While one of the statistical methods widely used in the Analyze phase is regression analysis, there are situations that warrant the use of other nonparametric methods. Violation of the basic assumptions of normally and independently distributed residuals, and the presence of nonlinear relationships, are the most common situations where using a nonparametric method, such as a classification and regression tree (CART), is more appropriate. In addition, CART can be appropriate in service industries such as banking and healthcare where many potential causes of variation and defects are categorical in nature (e.g., geographical locations, products, channels, partners). The problem with using regression or generalized linear models (GLM) in such cases is that a lot of dummy variables make it difficult to interpret the results. CART is a useful nonparametric technique that can be used to explain a continuous or categorical dependent variable in terms of multiple independent variables. The independent variables can be continuous or categorical. CART employs a partitioning approach generally known as “divide and conquer.”

How CART Works

Assume there is a set of credit card transactions labeled as fraudulent or authentic. There are two attributes of each transaction: amount (of transaction) and age of customer. Figure 1 displays an example map of fraudulent and authentic transactions.

The CART algorithm works to find the independent variable that creates the best homogeneous group when splitting the data. For a classification problem where the response variable is categorical, this is decided by calculating the information gained based upon the entropy resulting from the split. For numeric response, homogeneity is measured by statistics such as standard deviation or variance. (For more information on this please refer to Machine Learning with R by Brett Lantz.)

Two important parameters of the CART technique are the minimum split criterion and the complexity parameter (Cp). The minimum split criterion is the minimum number of records that must be present in a node before a split can be attempted. This has to be specified at the outset. Cp is a complexity parameter that avoids splitting those nodes that are obviously not worthwhile. Another way to consider these parameters is that the Cp value is determined after “growing the tree” and the optimal value is used to “prune the tree.”

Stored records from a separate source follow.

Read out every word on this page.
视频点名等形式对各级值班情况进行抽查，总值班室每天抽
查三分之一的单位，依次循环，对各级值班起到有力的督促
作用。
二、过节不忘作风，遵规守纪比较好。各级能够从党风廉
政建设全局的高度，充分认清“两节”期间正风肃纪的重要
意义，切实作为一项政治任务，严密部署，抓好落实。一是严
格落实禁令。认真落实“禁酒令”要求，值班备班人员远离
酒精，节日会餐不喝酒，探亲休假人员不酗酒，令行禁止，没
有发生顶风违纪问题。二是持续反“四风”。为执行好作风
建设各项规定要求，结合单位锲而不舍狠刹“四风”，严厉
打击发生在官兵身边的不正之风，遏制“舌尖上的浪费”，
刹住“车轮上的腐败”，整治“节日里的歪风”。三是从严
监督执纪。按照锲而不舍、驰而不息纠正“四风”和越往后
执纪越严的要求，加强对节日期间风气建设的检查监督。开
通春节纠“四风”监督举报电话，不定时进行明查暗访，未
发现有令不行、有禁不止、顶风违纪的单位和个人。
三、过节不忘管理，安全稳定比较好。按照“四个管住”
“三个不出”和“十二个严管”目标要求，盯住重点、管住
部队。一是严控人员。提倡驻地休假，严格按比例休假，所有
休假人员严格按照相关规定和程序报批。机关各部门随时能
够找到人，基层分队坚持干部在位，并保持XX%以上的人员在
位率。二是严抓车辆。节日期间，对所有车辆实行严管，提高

In this example, Figure 2 shows that the first rule formed is x2 > 35 → fraudulent transaction. Similarly, other rules are formed as shown in Figures 3 and 4.

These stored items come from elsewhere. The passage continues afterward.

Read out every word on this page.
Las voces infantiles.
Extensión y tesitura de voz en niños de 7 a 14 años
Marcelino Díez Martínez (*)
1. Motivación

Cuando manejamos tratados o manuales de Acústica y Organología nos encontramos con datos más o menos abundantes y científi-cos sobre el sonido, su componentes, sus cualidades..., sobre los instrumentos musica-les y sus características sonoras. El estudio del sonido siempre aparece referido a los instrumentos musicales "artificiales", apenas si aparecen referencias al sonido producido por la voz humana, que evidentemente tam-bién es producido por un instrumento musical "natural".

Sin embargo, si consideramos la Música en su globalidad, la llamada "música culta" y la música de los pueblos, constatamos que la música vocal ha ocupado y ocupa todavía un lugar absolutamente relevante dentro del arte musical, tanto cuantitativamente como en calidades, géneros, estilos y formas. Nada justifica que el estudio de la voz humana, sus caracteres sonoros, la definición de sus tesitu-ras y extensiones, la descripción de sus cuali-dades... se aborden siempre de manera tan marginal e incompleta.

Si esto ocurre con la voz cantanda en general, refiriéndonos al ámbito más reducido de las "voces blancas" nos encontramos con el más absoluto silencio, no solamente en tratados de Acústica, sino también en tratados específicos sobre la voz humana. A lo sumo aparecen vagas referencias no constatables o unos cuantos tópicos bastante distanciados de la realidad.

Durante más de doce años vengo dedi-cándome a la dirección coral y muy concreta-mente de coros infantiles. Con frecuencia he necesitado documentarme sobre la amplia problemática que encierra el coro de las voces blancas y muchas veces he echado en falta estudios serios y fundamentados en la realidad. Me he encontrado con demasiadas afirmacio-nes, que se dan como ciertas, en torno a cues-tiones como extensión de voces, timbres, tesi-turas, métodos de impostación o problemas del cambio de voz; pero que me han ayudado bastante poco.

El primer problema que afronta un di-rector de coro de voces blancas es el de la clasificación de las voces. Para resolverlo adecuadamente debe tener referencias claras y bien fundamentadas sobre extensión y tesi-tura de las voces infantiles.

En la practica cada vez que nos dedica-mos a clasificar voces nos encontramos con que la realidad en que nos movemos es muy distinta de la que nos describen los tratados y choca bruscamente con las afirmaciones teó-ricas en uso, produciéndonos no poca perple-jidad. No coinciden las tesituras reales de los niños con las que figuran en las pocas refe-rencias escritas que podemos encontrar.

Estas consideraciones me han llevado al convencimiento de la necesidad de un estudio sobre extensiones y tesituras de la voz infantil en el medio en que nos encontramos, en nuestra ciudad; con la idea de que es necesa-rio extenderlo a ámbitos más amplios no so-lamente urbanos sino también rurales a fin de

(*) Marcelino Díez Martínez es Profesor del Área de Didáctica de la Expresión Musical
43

In this way, the CART algorithm keeps dividing the data set until each “leaf” node is left with the minimum number of records as specified by minimum split criterion. This results in a tree-like structure as shown in Figure 5. The Cp value is then plotted against various levels of the tree and the optimum value is used to prune the tree.

Application of CART

The following example contains a hypothetical dataset of 600 dispatch transactions of a bank.

The dependent variable is the attribute “defective,” which is a categorical variable with two classes (yes and no). Each transaction is labeled either “yes” or “no” based on whether there is any printing error in the deliverable. The independent variables are “amount,” “channel,” “service type,” “customer category” and “department involved.” The first step in applying any analytical method is to explore the data using descriptive statistics. Assume that in exploring the data all of the independent variables seem to have a significant relationship with the dependent variable. In order to carry out the CART analysis, the dataset is randomly split into two sets, the training and testing sets. Nonparametric studies are not based upon theoretical-probability distributions; it is widely accepted practice to build a model on one set of data and test it on another. This helps in ascertaining the accuracy of the model on unknown future records.

The CART model is used to find out the relationship among defective transactions and “amount,” “channel,” “service type,” “customer category” and “department involved.” After building the model, the Cp value is checked across the levels of tree to find out the optimum level at which the relative error is minimum. The optimum Cp value is then used to prune the tree.

Post-pruning, the “final” tree can be created as shown in Figure 8. The model can also be validated against test data to ascertain its accuracy.